A new Monday, a new Scripture, and a last look at our current Let’s Go! theme.

We’re on a mountaintop in Galilee.  The entire “Jesus movement” consists of just eleven disciples.  Their risen Lord has gathered them there, and gives them an enormous commission: The. Whole.  World.

But first: Jesus anchors his great commissioning in a fundamental truth: all authority now belongs to Jesus.  The Risen Lord is not merely “lord” of a far-off, ethereal “heaven”; he is also Lord here on planet Earth.

How Jesus exercises “all authority” is critical for disciples then and now to understand.  It does not mean that Caesar will fall on his face in worship as soon as the news reaches him.  It does not mean the immediate cessation of wars, sickness, famine and every other such ill.  It does not mean that the accomplishing of the commission will be quick and easy, or that following Jesus will immediately translate into your best life now.

Jesus’ “all authority” words are for his world-going disciples.  Jesus wants us to know and securely rest in the reality that though Caesar (or our neighbors, relatives or co-workers) don’t yet recognize or submit to this authority, or may be completely indifferent to it, or may even actively oppose it (and us!), Heaven backs it.  But Heaven’s authority works non-coercively, non-violently, apolitically (that is, it is not dependent upon a particular political system, party or leader).  It’s an authority that works like seed in a field, yeast worked into dough, hidden treasure.

It’s the authority that was coronated on a Cross, carried in the hands that still bear those scars, and communicated in words like these: “Whoever would be my disciple must deny himself, take up his cross and follow me.”  We do not “apply” the cross to others; we carry ours for their sakes.  We live in the authority of the Crucified, not the crucifiers.

So as we go, that’s how we go.

Consider how our pastors bless us at the end of weekly worship: “As you go…”  

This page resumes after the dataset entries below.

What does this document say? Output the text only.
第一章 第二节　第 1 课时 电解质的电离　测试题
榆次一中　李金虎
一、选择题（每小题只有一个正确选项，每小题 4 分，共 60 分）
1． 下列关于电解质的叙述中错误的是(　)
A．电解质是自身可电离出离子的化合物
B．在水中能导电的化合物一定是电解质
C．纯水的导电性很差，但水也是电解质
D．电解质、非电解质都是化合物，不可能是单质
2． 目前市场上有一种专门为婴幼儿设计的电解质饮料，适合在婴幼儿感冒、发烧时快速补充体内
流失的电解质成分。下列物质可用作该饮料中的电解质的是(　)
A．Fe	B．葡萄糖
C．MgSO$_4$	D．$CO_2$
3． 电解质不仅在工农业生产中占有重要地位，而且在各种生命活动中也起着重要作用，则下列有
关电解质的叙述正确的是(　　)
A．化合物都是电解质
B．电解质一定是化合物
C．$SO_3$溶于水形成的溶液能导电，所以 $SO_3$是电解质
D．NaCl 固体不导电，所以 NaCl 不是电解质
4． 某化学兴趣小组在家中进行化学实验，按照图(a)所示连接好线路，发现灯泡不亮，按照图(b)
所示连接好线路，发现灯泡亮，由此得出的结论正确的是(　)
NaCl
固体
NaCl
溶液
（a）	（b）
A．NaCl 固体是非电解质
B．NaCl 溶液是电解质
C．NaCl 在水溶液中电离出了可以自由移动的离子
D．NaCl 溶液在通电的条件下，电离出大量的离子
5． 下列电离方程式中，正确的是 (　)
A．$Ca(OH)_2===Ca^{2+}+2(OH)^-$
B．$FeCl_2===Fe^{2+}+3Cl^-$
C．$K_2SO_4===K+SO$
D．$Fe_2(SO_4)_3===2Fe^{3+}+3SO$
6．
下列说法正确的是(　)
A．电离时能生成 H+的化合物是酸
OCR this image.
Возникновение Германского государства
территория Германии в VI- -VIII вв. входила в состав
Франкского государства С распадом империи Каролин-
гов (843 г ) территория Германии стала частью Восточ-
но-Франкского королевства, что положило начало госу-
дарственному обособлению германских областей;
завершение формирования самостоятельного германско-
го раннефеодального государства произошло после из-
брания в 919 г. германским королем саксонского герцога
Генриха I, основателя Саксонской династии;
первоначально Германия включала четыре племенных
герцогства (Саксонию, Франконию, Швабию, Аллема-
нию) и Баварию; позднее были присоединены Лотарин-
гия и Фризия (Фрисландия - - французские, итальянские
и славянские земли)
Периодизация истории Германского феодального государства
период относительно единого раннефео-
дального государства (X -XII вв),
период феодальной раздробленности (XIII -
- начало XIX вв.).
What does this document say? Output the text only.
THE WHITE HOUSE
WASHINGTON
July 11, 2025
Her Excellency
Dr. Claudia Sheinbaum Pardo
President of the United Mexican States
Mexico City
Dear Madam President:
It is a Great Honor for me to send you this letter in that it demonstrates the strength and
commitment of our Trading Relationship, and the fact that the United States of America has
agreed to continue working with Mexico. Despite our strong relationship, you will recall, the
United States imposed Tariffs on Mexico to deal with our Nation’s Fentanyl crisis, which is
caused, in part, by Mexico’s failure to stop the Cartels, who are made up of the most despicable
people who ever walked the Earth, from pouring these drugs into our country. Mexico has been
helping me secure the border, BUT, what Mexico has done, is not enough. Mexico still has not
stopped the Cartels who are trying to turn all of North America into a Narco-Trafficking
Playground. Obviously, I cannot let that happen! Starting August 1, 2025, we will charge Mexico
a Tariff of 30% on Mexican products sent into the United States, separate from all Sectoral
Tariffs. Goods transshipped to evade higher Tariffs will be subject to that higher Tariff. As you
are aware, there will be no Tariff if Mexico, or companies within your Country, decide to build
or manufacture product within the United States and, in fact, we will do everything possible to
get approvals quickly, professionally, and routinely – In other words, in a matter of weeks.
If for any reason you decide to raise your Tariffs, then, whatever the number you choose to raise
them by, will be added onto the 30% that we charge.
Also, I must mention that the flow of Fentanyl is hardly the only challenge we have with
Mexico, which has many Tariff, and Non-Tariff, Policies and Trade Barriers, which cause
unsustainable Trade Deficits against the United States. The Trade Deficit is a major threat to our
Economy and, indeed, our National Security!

Every day, each and every one of us goes.  Some of us don’t get out of the neighborhood; a few cannot get out of our homes; some travel far and wide.  But as we go, wherever it is, near or far, along familiar paths or foreign terrain, we go in the authority of our Master, we go to do what he is already doing: calling people to follow, making them into disciples, baptizing them into new life, and teaching them to faithfully live out his words of life, blessing, justice, mercy, reconciliation, truth and peace.

Our lives are to communicate and demonstrate that Heaven and Earth are no longer divorced by the Powers of Sin and Death.  Instead we declare, in the authority of the Crucified and Risen One, that the marriage of Heaven and Earth is underway.

You’re not responsible for every aspect of disciple-making; can you name the ways Jesus has uniquely shaped you to join the church’s task of making disciples?  Can you name some individuals – or a “demographic group” of some kind to whom Jesus is telling you to go?